第二章:避難所の静かな女神
数日後、亮介は自宅マンションが危険区域に指定されたため、近くの小学校の体育館に設けられた避難所に身を寄せていた。冷たい床、大勢の人の息遣いと不安の匂い。彼は体育館の隅で膝を抱え、ただ時が過ぎるのを待っていた。建築家としての知識も、今の自分には何の役にも立たない。無力感が、重く全身にのしかかる。
そんな彼の目に、一人の女性の姿が留まった。千歳、と名乗るその女性は、30代後半だろうか。派手さはないが、凛とした空気をまとっていた。彼女は泣きじゃくる子供の頭を静かに撫で、不安げな老人の話を黙って聞き、配給の列を乱すことなく、常に誰かのために動いていた。その姿は、混乱と喧騒の中にあって、異質なほど穏やかだった。
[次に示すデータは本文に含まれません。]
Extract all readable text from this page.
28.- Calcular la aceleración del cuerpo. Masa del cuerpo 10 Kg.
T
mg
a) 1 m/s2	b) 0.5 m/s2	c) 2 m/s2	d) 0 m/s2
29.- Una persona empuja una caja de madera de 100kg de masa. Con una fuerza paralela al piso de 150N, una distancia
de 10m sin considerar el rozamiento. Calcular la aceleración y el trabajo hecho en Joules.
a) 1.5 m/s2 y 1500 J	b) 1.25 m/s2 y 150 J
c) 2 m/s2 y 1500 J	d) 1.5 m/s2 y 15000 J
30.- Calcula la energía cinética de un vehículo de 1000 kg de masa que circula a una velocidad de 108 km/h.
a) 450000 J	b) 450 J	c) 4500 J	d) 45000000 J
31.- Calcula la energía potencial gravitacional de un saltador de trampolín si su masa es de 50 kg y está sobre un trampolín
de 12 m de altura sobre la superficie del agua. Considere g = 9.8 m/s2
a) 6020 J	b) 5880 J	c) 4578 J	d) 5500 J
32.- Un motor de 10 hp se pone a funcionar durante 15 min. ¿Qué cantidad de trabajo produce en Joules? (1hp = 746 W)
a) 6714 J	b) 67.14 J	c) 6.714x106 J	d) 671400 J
ある夜、余震の恐怖で眠れずにいると、千歳が小さなハーブの鉢植えにそっと指を触れているのを見かけた。すると、萎れかけていた葉が、かすかに生気を取り戻したように見えた。幻覚だろうか。だが、彼女が通り過ぎた後には、いつも不思議な安らぎの空気が残る。亮介は、非科学的だと頭では否定しながらも、彼女から目が離せなくなっていた。この極限状況の中で、彼女だけが別の理で生きているかのようだった。